Trump has also repeatedly referred to the mainstream media as “disgusting,” “dishonest,” and “failing.” He and his press secretary Sean Spicer regularly dismiss critical media reports as “fake news,” and his chief strategist Stephen Bannon, having described the press as “the opposition party,” said the media should “keep its mouth shut and just listen for a while.” Using a type of locutionfavored by Joseph Stalin and Mao Zedong, Trump referred to the media as “the enemy of the American people.”

It would be silly to claim that we live in an American version of Putin’s Russia, but in his first six weeks in office Trump has made it clear that he envisions a country where power is centralized in the executive branch, to which the judiciary defers; where any stepping out of line (whether by senators, Nordstrom, or Meryl Streep) will invite a swift punitive response; where investigative reporting and media criticism will be countered with a mix of denunciatory bluster and strenuously asserted false claims that leave the public confused as to the actual truth; and where the government will use its official microphone to whip up suspicion of foreign others—from Muslims to Mexican migrants.

The women’s marches that took place around the world on January 21 exemplify the liberal grassroots energy the 2016 election has inspired. / Mobilus In Mobile, Flickr, Creative Commons

This style of governing has begun to elicit powerful opposition from a variety of sources: the liberal grassroots (whose women’s marches were of unprecedented scale); the judiciary (which keeps striking down Trump’s immigration restrictions); a number of state attorneys general; the mainstream media (which regularly put the words “lie” and “Trump” together in headlines); and the “deep state”(which keeps leaking damaging revelations to the media about the Trump administration’s alleged link to Putin). And there are signs that it is beginning to dawn on Trump’s working-class supporters that dismantling Obamacare might not be such a good idea for them after all. If we extrapolate, it is reasonable to expect that the administration will bog down in a swamp of scandal, controversy, and judicial reversals, and that the 2018 elections will deal reversals to Trump.

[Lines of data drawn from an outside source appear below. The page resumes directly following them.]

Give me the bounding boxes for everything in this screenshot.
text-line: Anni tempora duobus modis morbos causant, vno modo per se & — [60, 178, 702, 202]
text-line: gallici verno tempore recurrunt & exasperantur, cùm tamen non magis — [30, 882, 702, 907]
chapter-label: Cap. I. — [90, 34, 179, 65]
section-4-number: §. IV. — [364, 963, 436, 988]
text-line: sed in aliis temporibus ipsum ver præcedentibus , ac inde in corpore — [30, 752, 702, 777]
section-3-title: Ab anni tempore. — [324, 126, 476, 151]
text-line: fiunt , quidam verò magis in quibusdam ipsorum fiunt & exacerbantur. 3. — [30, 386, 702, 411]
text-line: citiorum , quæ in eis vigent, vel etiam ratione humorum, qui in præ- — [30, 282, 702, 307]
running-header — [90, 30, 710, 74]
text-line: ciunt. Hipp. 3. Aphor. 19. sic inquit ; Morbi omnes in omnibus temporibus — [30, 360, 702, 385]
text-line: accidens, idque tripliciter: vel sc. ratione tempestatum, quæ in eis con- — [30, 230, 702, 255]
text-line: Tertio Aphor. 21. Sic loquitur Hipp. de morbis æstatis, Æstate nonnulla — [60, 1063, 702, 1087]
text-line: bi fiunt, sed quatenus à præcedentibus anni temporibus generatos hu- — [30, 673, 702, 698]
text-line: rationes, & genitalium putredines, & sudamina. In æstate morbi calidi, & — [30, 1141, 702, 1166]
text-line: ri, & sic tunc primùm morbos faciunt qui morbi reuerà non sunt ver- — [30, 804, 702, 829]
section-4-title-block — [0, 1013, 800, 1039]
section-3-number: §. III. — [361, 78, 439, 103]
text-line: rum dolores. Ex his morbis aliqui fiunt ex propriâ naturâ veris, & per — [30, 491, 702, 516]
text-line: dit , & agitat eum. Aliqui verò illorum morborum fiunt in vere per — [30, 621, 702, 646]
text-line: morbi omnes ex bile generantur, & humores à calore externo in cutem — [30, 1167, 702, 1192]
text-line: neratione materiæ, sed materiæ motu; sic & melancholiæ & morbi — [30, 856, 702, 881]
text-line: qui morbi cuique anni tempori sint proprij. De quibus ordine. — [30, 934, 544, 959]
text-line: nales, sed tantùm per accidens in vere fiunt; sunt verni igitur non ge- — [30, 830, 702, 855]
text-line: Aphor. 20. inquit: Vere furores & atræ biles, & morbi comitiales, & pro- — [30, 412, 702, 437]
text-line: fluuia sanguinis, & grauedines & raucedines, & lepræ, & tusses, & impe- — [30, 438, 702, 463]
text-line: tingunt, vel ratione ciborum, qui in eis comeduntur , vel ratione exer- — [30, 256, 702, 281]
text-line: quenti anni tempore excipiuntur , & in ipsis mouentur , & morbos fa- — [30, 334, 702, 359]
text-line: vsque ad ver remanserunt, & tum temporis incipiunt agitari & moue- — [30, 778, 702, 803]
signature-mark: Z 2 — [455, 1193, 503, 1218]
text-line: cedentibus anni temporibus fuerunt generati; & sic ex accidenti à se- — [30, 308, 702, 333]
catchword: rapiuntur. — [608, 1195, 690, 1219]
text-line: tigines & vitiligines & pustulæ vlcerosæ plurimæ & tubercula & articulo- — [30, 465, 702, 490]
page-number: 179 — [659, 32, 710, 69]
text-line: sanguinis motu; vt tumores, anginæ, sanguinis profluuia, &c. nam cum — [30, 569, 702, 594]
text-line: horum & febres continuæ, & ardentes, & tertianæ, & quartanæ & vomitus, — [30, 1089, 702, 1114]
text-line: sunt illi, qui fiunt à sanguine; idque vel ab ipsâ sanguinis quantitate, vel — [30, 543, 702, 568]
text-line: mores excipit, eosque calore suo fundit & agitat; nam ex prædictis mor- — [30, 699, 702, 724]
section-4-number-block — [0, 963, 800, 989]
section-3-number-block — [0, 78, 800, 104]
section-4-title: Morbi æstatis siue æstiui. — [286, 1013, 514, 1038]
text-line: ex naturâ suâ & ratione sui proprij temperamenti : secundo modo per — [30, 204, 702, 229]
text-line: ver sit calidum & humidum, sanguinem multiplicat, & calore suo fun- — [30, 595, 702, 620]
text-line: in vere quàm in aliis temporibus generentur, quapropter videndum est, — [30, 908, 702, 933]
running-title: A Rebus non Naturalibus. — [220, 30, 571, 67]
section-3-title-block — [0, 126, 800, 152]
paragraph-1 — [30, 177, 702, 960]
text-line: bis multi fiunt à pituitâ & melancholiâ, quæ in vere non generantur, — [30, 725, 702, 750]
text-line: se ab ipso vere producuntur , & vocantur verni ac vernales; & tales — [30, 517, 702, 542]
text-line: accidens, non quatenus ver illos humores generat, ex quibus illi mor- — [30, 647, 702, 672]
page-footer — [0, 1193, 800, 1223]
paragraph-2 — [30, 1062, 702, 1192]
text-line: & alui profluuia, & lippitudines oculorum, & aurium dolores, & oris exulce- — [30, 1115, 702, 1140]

But we should not extrapolate.

If there is one thing that authoritarian populists understand, it is that war and the threat of terrorist attack can be used to destroy domestic opposition and rally the people around a charismatic leader. Margaret Thatcher was on course for electoral defeat before she led the U.K. to victory over Argentina in the Falklands War of 1982, following which she won the 1983 election by a large margin. Russian opinion rallied behind Putin when he started the Second Chechen War in 1999 on the premise that five recent bombings in Russia had been carried out by Chechen terrorists. (One retired U.S. general with extensive experience in Russia told me he believed the bombings were carried out by Putin’s security services, not by Chechens, and he is not alone in this belief.) And, of course, in the 1930s Hitler managed to eliminate domestic opposition and rally the formerly pluralistic society of Germany around him, first in response to the Reichstag fire—which was allegedly set by a foreign communist—and then by starting World War II. Nothing feeds authoritarianism like war.

So we should be prepared for a deliberately entered war or the exploitation of a terrorist attack to consolidate Trump’s power and discredit domestic opposition. It looks as if Trump is already clearing the path ahead by pre-emptively blaming the media and the courts for any future terrorist attack. We can only rob this scenario of its anti-democratic force if we have identified it beforehand as a cynical power grab, and if—with the help of people of conscience in the intelligence agencies and the media—we expose it for what it is as it happens. In other words, the more we publicly declare that we are expecting Trump and his allies to attempt this move, the less power the move will have if and when they make it.